O município de Quilmes avançou em sua política ambiental. Nos últimos dias, aprovou a viabilidade do Programa de Coleta de Resíduos.
A iniciativa faz parte do Plano de Ação Climática 2026. Além disso, está alinhada com a normativa provincial vigente.
Este passo consolida um modelo de gestão pública sustentado ao longo do tempo. Além disso, incorpora recicladores urbanos como atores-chave.
Da crise do sistema à reconstrução estatal
A gestão de resíduos na cidade atravessou momentos críticos. Durante anos, o serviço apresentou falhas estruturais, impactando negativamente na qualidade de vida da população.
No entanto, o município impulsionou uma recuperação progressiva. A partir de 2019, priorizou-se o investimento público e ampliou-se a frota de caminhões e melhorou-se a infraestrutura.
Atualmente, a coleta alcança mais de 700 mil habitantes. Em consequência, conseguiu-se maior eficiência no serviço.

Expansão da reciclagem e novos dispositivos urbanos
O sistema incorporou ferramentas para fomentar a reciclagem. Entre elas, destaca-se a ampliação de Ecopontos.
Esses espaços passaram de 7 a 15 em diferentes bairros. Além disso, implementaram-se 11 zonas com coleta diferenciada, como também se avançou na conteinerização urbana.
A quantidade de resíduos coletados aumentou significativamente. Passou de 513 a 640 toneladas diárias. Portanto, o município otimizou a gestão integral.
O Ecoparque e a inclusão de recicladores urbanos
A criação do Ecoparque marcou um ponto de inflexão. Este espaço permitiu melhorar o tratamento de resíduos.

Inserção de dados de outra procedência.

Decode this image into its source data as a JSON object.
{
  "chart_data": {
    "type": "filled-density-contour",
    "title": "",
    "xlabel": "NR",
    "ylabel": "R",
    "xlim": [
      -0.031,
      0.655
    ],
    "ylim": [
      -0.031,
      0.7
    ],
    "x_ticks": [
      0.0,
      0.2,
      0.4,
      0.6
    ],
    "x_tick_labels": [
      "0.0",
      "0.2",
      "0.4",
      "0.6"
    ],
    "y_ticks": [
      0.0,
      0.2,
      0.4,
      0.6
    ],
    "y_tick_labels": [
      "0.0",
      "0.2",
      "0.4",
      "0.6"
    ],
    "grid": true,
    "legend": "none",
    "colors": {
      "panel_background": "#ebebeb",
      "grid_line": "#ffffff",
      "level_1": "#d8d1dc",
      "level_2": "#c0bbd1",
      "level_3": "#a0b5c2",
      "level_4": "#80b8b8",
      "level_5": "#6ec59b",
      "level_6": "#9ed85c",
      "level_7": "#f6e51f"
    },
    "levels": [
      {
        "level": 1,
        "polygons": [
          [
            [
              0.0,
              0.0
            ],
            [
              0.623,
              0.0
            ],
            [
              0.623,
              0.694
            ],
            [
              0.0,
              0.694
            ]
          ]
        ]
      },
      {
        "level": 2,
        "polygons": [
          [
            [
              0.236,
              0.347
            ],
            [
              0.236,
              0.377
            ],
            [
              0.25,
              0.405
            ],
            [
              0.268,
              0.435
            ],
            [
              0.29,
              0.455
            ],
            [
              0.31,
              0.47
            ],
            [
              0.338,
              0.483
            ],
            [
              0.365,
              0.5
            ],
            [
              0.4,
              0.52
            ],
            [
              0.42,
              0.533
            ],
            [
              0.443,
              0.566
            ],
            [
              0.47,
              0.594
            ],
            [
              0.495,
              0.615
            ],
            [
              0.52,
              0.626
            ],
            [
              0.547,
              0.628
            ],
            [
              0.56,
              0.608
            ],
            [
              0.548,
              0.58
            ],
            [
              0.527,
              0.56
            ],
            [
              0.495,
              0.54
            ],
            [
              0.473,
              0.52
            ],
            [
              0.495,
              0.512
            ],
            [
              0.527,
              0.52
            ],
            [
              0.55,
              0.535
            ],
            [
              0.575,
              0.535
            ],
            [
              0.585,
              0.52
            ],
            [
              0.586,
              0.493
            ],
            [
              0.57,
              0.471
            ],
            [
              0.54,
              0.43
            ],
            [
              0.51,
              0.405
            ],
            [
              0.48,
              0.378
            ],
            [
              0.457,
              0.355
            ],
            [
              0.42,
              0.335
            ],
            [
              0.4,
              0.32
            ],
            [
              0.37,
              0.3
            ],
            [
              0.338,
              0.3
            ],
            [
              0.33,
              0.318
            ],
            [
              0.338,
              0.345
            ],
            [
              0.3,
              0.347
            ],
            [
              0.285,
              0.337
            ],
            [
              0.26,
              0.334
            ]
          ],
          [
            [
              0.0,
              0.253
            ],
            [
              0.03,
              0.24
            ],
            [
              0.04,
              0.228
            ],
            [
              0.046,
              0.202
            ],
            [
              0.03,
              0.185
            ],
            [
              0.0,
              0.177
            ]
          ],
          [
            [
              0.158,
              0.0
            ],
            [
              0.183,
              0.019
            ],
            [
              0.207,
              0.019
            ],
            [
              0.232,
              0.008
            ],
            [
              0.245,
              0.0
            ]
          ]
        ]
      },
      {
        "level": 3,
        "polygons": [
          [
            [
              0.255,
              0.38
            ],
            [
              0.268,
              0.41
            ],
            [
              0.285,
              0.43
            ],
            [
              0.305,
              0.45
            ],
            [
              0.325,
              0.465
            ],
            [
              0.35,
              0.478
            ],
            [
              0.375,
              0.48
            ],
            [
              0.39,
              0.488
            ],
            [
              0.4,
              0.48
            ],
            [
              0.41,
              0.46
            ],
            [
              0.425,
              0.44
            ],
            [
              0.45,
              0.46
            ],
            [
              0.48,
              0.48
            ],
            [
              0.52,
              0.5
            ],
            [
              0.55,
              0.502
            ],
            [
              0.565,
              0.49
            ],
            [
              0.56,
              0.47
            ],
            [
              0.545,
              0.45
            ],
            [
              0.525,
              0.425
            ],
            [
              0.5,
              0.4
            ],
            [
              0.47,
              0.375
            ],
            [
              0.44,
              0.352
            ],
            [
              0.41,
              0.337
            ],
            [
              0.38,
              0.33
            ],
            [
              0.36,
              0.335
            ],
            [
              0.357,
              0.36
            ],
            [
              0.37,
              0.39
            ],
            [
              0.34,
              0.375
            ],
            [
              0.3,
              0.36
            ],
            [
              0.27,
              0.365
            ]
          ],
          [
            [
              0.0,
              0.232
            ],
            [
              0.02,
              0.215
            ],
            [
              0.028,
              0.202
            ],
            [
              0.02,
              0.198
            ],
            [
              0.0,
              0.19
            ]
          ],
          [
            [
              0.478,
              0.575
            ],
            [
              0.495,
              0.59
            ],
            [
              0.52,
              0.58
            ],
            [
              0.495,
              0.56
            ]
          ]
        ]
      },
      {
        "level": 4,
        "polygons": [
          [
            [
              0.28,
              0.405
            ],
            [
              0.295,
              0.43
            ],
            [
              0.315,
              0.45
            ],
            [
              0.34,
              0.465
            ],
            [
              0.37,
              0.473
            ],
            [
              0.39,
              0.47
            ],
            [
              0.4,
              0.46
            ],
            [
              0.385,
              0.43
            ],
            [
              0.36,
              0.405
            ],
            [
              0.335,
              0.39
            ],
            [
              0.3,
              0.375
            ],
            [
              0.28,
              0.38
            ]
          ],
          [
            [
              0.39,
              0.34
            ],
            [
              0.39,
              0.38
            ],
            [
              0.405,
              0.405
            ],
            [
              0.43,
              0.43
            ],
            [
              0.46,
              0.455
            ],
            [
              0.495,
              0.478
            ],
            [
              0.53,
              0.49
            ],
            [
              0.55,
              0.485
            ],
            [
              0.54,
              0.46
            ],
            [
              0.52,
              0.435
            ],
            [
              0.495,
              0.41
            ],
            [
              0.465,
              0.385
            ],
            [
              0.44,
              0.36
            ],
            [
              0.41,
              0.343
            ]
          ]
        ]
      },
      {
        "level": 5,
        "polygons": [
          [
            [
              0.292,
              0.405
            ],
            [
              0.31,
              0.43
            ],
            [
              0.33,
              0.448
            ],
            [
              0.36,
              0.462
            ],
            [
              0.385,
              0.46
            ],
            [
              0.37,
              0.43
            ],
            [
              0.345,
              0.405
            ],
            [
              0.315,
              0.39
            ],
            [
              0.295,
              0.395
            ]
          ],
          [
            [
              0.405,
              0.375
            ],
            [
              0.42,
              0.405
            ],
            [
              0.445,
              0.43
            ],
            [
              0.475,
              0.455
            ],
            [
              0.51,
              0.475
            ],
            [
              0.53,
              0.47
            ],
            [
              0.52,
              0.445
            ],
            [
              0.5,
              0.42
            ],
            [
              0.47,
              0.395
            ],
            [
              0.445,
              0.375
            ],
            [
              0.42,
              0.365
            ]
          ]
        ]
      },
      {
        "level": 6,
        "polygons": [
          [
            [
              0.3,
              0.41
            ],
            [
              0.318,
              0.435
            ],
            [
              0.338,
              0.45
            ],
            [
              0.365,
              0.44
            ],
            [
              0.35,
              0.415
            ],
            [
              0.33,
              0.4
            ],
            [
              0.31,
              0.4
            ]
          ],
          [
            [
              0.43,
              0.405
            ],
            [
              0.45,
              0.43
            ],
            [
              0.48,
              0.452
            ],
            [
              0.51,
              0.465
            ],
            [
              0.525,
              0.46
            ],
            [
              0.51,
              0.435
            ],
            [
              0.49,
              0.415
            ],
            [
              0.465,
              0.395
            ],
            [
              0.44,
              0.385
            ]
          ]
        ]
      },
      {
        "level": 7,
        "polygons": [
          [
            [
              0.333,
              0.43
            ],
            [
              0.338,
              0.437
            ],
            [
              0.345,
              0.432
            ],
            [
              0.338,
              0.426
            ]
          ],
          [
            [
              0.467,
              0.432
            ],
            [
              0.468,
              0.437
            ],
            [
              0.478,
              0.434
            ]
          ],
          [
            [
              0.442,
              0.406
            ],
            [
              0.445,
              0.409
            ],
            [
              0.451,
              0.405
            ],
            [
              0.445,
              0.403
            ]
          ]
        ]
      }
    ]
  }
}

Além disso, fortaleceu o circuito de reciclagem local. Em paralelo, integrou-se trabalhadores recicladores que desempenham um papel essencial na economia circular.
O município promoveu sua formalização laboral. Isso incluiu equipamentos, direitos e reconhecimento. Dessa forma, avançou-se em inclusão social e ambiental.

Os benefícios da reciclagem urbana na gestão ambiental
A reciclagem urbana reduz o volume de resíduos enterrados. Isso diminui a pressão sobre aterros sanitários e permite recuperar materiais reutilizáveis.
Esses se reincorporam como matéria-prima na indústria. Por outro lado, reduzem-se os custos de disposição final, ajudando a gerar economias significativas para o Estado.
Além disso, diminuem-se as emissões contaminantes. A reciclagem evita a queima e a acumulação de lixo, enquanto promove a participação cidadã.
Escolas, clubes e comércios se integram ao sistema. Em consequência, fortalece-se a consciência ambiental coletiva.
Rumo a um modelo de gestão sustentável e inclusivo
O avanço dessas políticas consolida uma mudança estrutural. O município aposta em uma gestão moderna de resíduos.
Além disso, promove uma visão ambiental de longo prazo. A reciclagem se posiciona como eixo central do sistema e se articula com inclusão social e desenvolvimento local.
Nesse contexto, o Estado desempenha um papel estratégico. Coordena recursos, atores e políticas públicas. Assim, Quilmes avança rumo a um modelo mais sustentável com um enfoque que prioriza o ambiente e a qualidade de vida.